Ogni regione ha la sua ricetta carnevalesca, ma a predominare sono ovunque i dolci fritti.

Hanno numerosi nomi, come chiacchiere, frappe, cioffe, bugie, dato dal diverso aspetto assunto, ma l’impasto di base è sempre lo stesso: uova, farina, burro, zucchero e liquore a piacere, il tutto fritto e poi spolverato di zucchero a velo. Esistono declinazioni diverse delle chiacchiere o frappe, cotte al forno, con gocce di cioccolato, miele, anice, ma di certo sono le regine del Carnevale. Si ritiene che abbiano origine già nell’antica Roma, quando nel periodo dei Saturnali, si preparavano le frictilia, dolci fritti nel grasso animale, che le donne più anziane, col capo cinto d’edera, distribuivano per le strade.

Altra leccornia, immancabile per il Carnevale, sono le castagnole: dolci tondi e fritti, hanno origine in Emilia Romagna, ma sono ormai diffusi dal nord al sud della penisola. La loro forma e il loro colore brunito ricorda appunto le castagne, da cui prendono il nome, e che in questo periodo hanno ormai  concluso la loro stagione.

Una variante delle castagnole semplici sono le fritole veneziane, arricchite con uvetta sultanina e pinoli. Appaiono sulle tavole già dal 7 gennaio e vi rimangono fino a metà quaresima. La loro presenza nella tradizione locale è testimoniata anche nella commedia “Il Campiello” di Carlo Goldoni, ambientata nel Carnevale del 1755, la cui protagonista Orsola è per l’appunto una frittolera.
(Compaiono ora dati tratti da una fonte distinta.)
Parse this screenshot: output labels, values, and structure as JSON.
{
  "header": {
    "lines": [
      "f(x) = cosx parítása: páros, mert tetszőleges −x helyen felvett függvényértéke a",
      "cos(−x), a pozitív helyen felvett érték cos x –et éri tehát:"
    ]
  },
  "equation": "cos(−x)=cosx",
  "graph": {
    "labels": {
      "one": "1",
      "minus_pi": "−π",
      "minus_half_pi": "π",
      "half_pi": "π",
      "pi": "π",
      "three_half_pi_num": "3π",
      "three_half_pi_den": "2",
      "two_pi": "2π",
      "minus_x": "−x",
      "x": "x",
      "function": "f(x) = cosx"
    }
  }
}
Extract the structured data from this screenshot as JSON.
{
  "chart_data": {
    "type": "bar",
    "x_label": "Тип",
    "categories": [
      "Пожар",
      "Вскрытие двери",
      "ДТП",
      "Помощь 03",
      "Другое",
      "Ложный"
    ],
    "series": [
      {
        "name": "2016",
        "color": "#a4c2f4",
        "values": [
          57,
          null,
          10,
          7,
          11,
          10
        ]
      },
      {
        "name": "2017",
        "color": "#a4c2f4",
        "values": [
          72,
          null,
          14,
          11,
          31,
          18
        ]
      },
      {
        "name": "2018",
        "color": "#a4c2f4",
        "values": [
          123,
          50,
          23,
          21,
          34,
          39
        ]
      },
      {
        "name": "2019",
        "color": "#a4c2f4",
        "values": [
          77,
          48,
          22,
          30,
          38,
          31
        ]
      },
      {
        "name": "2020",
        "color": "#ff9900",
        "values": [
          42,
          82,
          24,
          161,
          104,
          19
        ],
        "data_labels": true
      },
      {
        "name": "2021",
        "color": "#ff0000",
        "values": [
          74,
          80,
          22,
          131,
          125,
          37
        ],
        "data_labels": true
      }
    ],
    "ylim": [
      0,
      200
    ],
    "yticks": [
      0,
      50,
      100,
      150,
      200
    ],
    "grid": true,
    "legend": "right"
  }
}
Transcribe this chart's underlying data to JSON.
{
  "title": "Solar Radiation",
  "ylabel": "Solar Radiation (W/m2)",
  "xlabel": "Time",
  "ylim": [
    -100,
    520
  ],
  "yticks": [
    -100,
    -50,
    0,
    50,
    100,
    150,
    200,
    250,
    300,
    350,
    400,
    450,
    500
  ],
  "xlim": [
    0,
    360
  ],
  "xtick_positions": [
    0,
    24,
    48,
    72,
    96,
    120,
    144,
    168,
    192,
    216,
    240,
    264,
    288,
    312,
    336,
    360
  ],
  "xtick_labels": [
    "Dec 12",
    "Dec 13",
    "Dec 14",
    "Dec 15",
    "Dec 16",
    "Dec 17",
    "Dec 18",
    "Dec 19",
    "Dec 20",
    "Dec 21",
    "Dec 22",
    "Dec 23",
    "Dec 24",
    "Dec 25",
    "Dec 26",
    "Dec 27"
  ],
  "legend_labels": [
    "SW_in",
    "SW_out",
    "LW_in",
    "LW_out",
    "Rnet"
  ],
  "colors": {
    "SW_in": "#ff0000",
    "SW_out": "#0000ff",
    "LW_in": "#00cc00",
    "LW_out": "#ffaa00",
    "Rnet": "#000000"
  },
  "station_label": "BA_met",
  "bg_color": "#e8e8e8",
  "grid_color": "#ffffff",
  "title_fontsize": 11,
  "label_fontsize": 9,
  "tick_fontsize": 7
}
La Toscana vede protagonista anche il Berlingozzo, dolce a forma di ciambellone dal sapore agrumato: farina, zucchero, burro, uova, lievito e scorze di agrumi sono gli ingredienti. Il nome deriva dal “berlingaccio”, termine dialettale con cui si indica il giovedì grasso e una maschera tipica del ‘400. Non a caso il verbo “berlingare” esprime il divertirsi a tavola.

Le Zeppole di San Giuseppe, festeggiato il 19 marzo, sono una ricetta tipica del periodo di Carnevale in Campania. Nell’800, per il giorno del santo, i friggitori napoletani si esibivano davanti le loro botteghe nella preparazione di questi dolci costituiti da una pasta fritta e zuccherata, accompagnata con una farcitura di crema.
Queste delizie sono molto diffuse anche in Sardegna, con il nome di Is tzìppulas, e in tutta l’Italia meridionale, in Puglia, Calabria, fino in Sicilia, dove sono preparate con farina di riso e ricoperte con miele d’arancio.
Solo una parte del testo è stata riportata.